İSMAİL HAKKI TONGUÇ ilk defa Köy Enstitüsü düşüncesini Milli Eğitim bakanı HASAN ALİ YÜCEL’e açmıştır. Bakan HASAN ALİ YÜCEL, İSMAİL HAKKI TONGUÇ’u düşüncelerini benimsemiş ve bütün gücü ile desteklemiştir. Türkiye’de 63 il vardır. Ülke 21 bölgeye ayrılarak, her bölgeye üç il düşerek çalışmalara başlamıştır. Köy Enstitülerine yalnız köy çocukları alınacaktır. Bu konuda hazırlan tasarı 17 NİSAN 1940 tarihinde , 3803 sayılı Köy Enstitüsü yasası TBMM’den geçerek yasalaşır. Kısa zaman içinde Köy Enstitülerinin sayısı yurt içinde 21 ulaşır. Biz bu okulları `TONGUÇ OKULLARI`diyoruz. Köy Enstitüleri , ATATÜRK’ ün DEVRİM ve İLKELERİNİN alt dokusunu oluşturur. ANADOLU BOZKIRINDA AÇAN BU ÇİÇEKLER, ATATÜRK’ün devrim ve ilkelerini, CUMHURİYETİ yaşatmak ve korumak amacı taşır.
Eğitim ve Öğretimin, yüzde ellisi kültür dersleri, yüzde yirmibeşi sanat ve yüzde yirmibeşi tarım dersleri idi. İşe dayalı ve iş içinde yapılan bu eğitim modeli, dünyada bir eşi ve benzeri olmayan bir eğitim sistemi idi. Köy Enstitüleri daha sonra, Birleşmiş Milletler UNESKO tarafından , az gelişmiş ülkelere tavsiye edilmiştir.
Halk Evleri ve Köy Enstitüleri CUMHURİYET TÜRKİYE’ sinin aydınltılmasına ışık tutan en modern kurumlardı. KÖY ENSTİTÜLERİ, ATATÜRK’ün ve CUMHURİYETİN köy çocuklarına verdiği en büyük armağandır. Köy Enstitülerini bir arı kovanına benzetirim. ARILAR nasıl ki, binbir çiçekten bal yapıp üretirse Köy Enstitüsü öğrencileri de, çok yönlü çalışmalarla yetiştirilip köylerine gönderilir. Köy Enstitüsü mezununun on parmağında on hüner vardır.
Tarım ve sanat dersleri gibi, kültür dersleri de uygulamalı yapılıyordu. Sanat dersleri inşaat, marangoz ve demircilik idi. Tarım dersleri, bahçe akşamları ve sabahları bir saat müteala yapıyorduk.

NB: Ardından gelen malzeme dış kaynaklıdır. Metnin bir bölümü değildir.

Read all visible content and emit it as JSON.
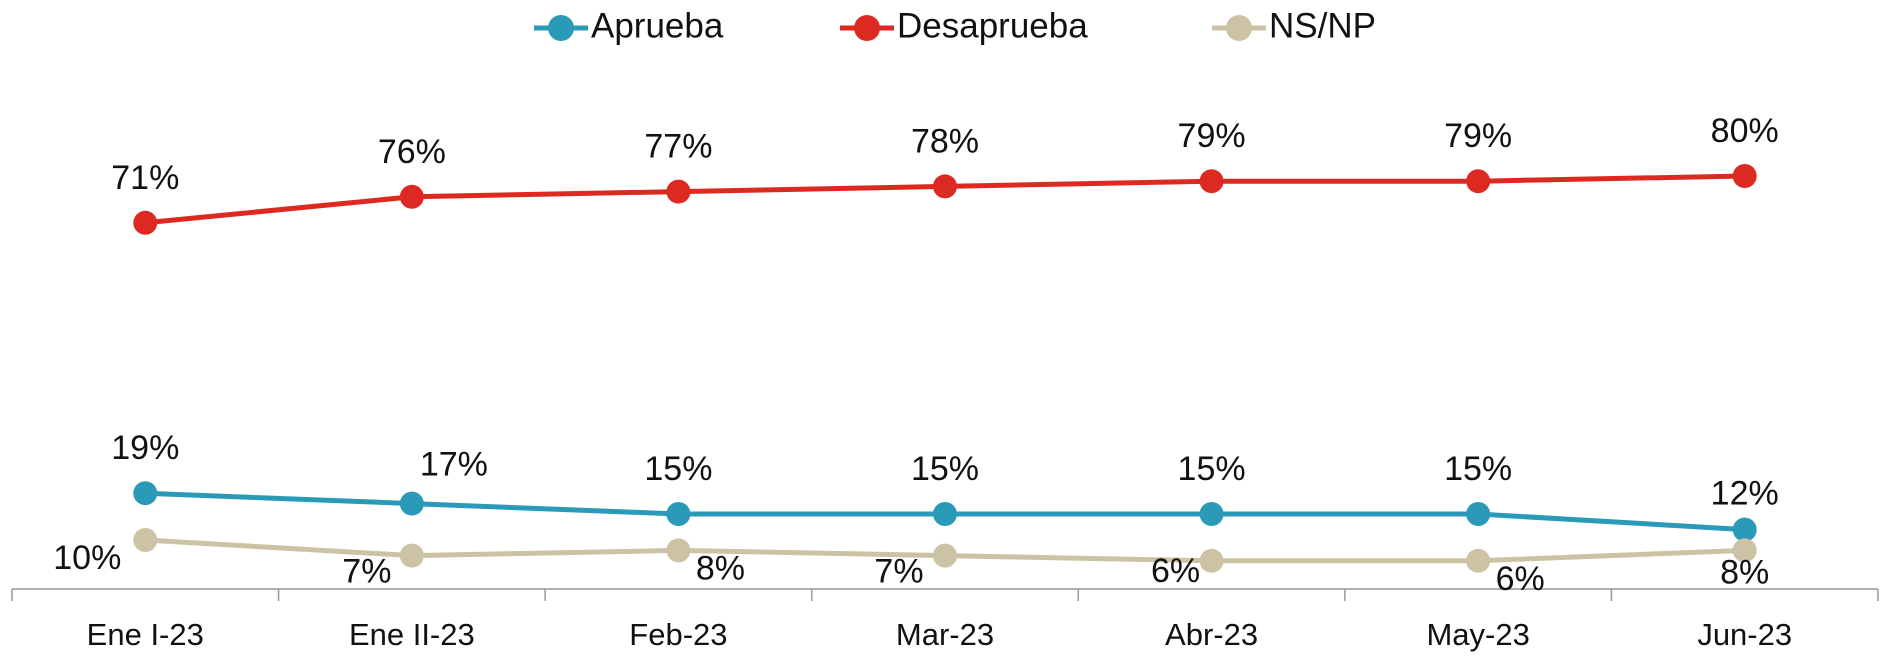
{
  "chart_data": {
    "type": "line",
    "categories": [
      "Ene I-23",
      "Ene II-23",
      "Feb-23",
      "Mar-23",
      "Abr-23",
      "May-23",
      "Jun-23"
    ],
    "ylim": [
      0,
      100
    ],
    "series": [
      {
        "name": "Aprueba",
        "color": "#2a9ab8",
        "values": [
          19,
          17,
          15,
          15,
          15,
          15,
          12
        ],
        "value_labels": [
          "19%",
          "17%",
          "15%",
          "15%",
          "15%",
          "15%",
          "12%"
        ]
      },
      {
        "name": "Desaprueba",
        "color": "#dc2a22",
        "values": [
          71,
          76,
          77,
          78,
          79,
          79,
          80
        ],
        "value_labels": [
          "71%",
          "76%",
          "77%",
          "78%",
          "79%",
          "79%",
          "80%"
        ]
      },
      {
        "name": "NS/NP",
        "color": "#cbc3a3",
        "values": [
          10,
          7,
          8,
          7,
          6,
          6,
          8
        ],
        "value_labels": [
          "10%",
          "7%",
          "8%",
          "7%",
          "6%",
          "6%",
          "8%"
        ]
      }
    ]
  }
}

Sabah mütealasından sonra alanlarda müzik eşliğinde milli oyunlar oynanıyordu. Fizik, kimya, biyoloji ve müzik laboratuarlarımız vardı. Köy Enstitüleri, Türk Halk Müziğinin ve foklorun gelişmesinde büyük payı vardır. Okulun çok zengin kitaplığı vardı. Dünya klasiklerini okuyorduk. Geniş spor alanları mevcuttu, sporun her türlüsü yapılıyordu.
Köy Enstitülerinden 18 bin öğretmen, 8 bin eğitmen ve 1595 sağlık memuru yetiştirmiştir. Köy Enstitüleri kapatılmasaydı bugün TÜRKİYE dünyada en genç bilim insanı yetiştirmiştir.
1945 yılında çok partili hayata geçilince, DP bütün gücü ile Köy enstitülerini kötülemeye ve hatta kominizmle suçlamaya kalktı. 1946 yılında Milli Eğitim Bakanı Hasan Ali Yücel ve İlköğretim Genel Müdürü İsmail Hakkı Tonguç görevlerinden alındılar. Tutucular tarafından köy enstitüleri yozlaştırıldı. 14 MAYIS 1950 seçimlerinde devrim karşı devrimin eline geçti. Başbakan Adnan Menderes, millet vekillerine şöyle sesleniyordu: `SİZ İSTERSENİZ, şeriat getirebilirsiniz`diyordu. İşte bugünkü hallere geldik. 27 OCAK 1954 de Köy Enstitüleri kapatıldı, kapılarına kilit vuruldu. Daha sonra HALK EVLERİ kapatıldı. TÜRKÇE EZAN Arapçaya dönüştü.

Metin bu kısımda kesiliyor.